Vidéo disponible ici :
Billy Weaver arriva à Bath après avoir passé l'après-midi dans le train et
changé d'omnibus à Reading. Il était près de neuf heures du soir et la lune
se levait, escortée d'un essaim d'étoiles, au-dessus des maisons qui faisaient
face à la gare. Mais le froid était vif et le vent armé de milliers de lames de
rasoir.
" Excusez-moi, dit Biîly, connaissez-vous un hôtel pas trop cher, dans le
coin?
- Allez voir La Cloche et le Dragon, répondit le contrôleur en désignant le bas
de la route. Il y aura peut-être de la place. C'est à cinq cents mètres d'ici. "
Billy le remercia, reprit sa valise en main et se mit en route vers La Cloche et
le Dragon.
Il n'était jamais venu à Bath et n'y connaissait personne. Mais M.
Greenslade, de la Maison Centrale de Londres, lui avait dit beaucoup de bien
de cette ville. " Dès que vous serez casé, lui avait-il dit, allez vous présenter
au directeur de la Succursale. "
Billy avait dix-sept ans. Il portait un pardessus bleu marine neuf, un
chapeau mou marron neuf et un complet marron neuf. Il se sentait sûr de
lui. D'un pas énergique, il descendit la rue. Depuis quelques jours, il
s'efforçait de tout faire avec énergie, car il estimait que c'était l'énergie qui
caractérisait avant tout un homme d'affaires digne de ce nom. Les gros
patrons, à la Maison Centrale, ne cessaient jamais de se montrer
remarquablement énergiques. Ils étaient stupéfiants.
La rue qu'il longeait ne comportait aucune boutique. Rien qu'une rangée de
maisons assez hautes, de chaque côté. Ces maisons étaient toutes
semblables. Leurs porches à colonnes, leurs portes où l'on accédait par trois
ou quatre marches avaient fière allure et témoignaient d'un passé luxueux.
Mais, malgré la nuit, Billy pouvait voir sans peine que la peinture s'écaillait
sur les boiseries des portes et des fenêtres et que les façades, lézardées à
présent, pleuraient leur blancheur perdue.
Soudain, à la fenêtre d'un rez-de-chaussée brillamment éclairée par un
réverbère, Billy aperçut un écriteau appuyé contre la vitre. Il lut : "
CHAMBRES AVEC PETIT DEJEUNER ". Un vase plein de beaux
chrysanthèmes jaunes était posé juste sous l'écriteau. Intrigué, Billy
s'approcha. Des rideaux de faux velours vert garnissaient la fenêtre,
rehaussant l'éclat des chrysanthèmes. Billy se dressa pour fouiller du
regard, à travers la vitre, l'intérieur de la pièce. Il vit d'abord un joyeux feu
de cheminée. Devant l'âtre, sur le tapis, un petit basset allemand dormait,
recroquevillé. La chambre elle-même, aussi loin qu'il pouvait la voir dans la
pénombre, était meublée avec goût. Elle contenait entre autres un piano
crapaud, un grand divan, des fauteuils rebondis et, dans un coin, un
perroquet dans sa cage. " Des animaux dans un endroit pareil, c'est plutôt
bon signe ", se dit Billy. Il se demanda aussi si cette demeure, d'aspect si
rassurant, ne serait pas plus agréable que La Cloche et le Dragon.

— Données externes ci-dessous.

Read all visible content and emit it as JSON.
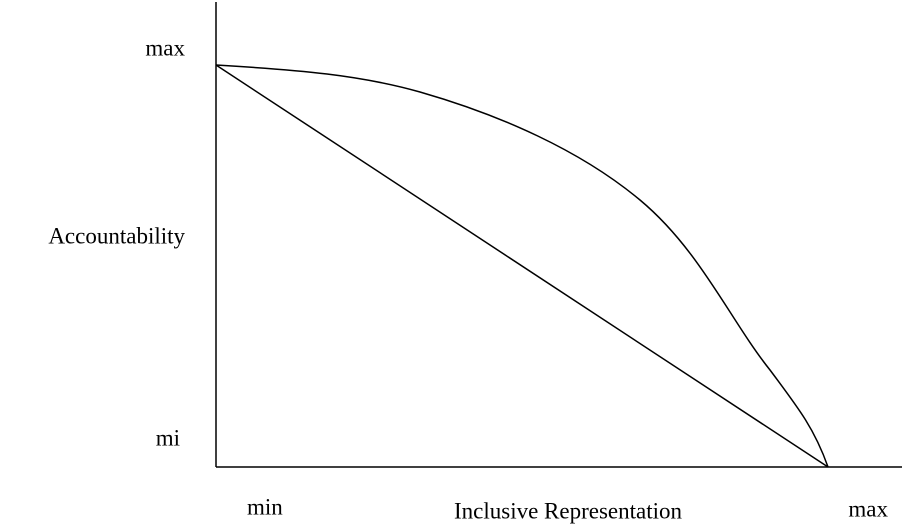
{
  "y_axis": {
    "max_label": "max",
    "title": "Accountability",
    "min_label": "mi"
  },
  "x_axis": {
    "min_label": "min",
    "title": "Inclusive Representation",
    "max_label": "max"
  }
}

Certes, un hôtel promettait plus de distractions qu'une pension. Le soir, il y
aurait de la bière et des jeux. Et puis toutes sortes de gens à qui parler. Ce
serait aussi moins cher sans doute. Il lui était arrivé de passer deux nuits de
suite dans un hôtel et il en gardait un bon souvenir. Par contre, il savait peu
de chose des pensions de famille et, pour être franc, l'idée d'y faire un séjour
l'inquiétait un peu. Cela évoquait pour lui des images de choux aqueux, de
logeuses rapaces, le tout flottant dans une pénétrante odeur de hareng
fumé.
Après avoir grelotté ainsi pendant deux ou trois minutes, Billy décida d'aller
jeter un coup d'œil à La Cloche et le Dragon avant de prendre une décision.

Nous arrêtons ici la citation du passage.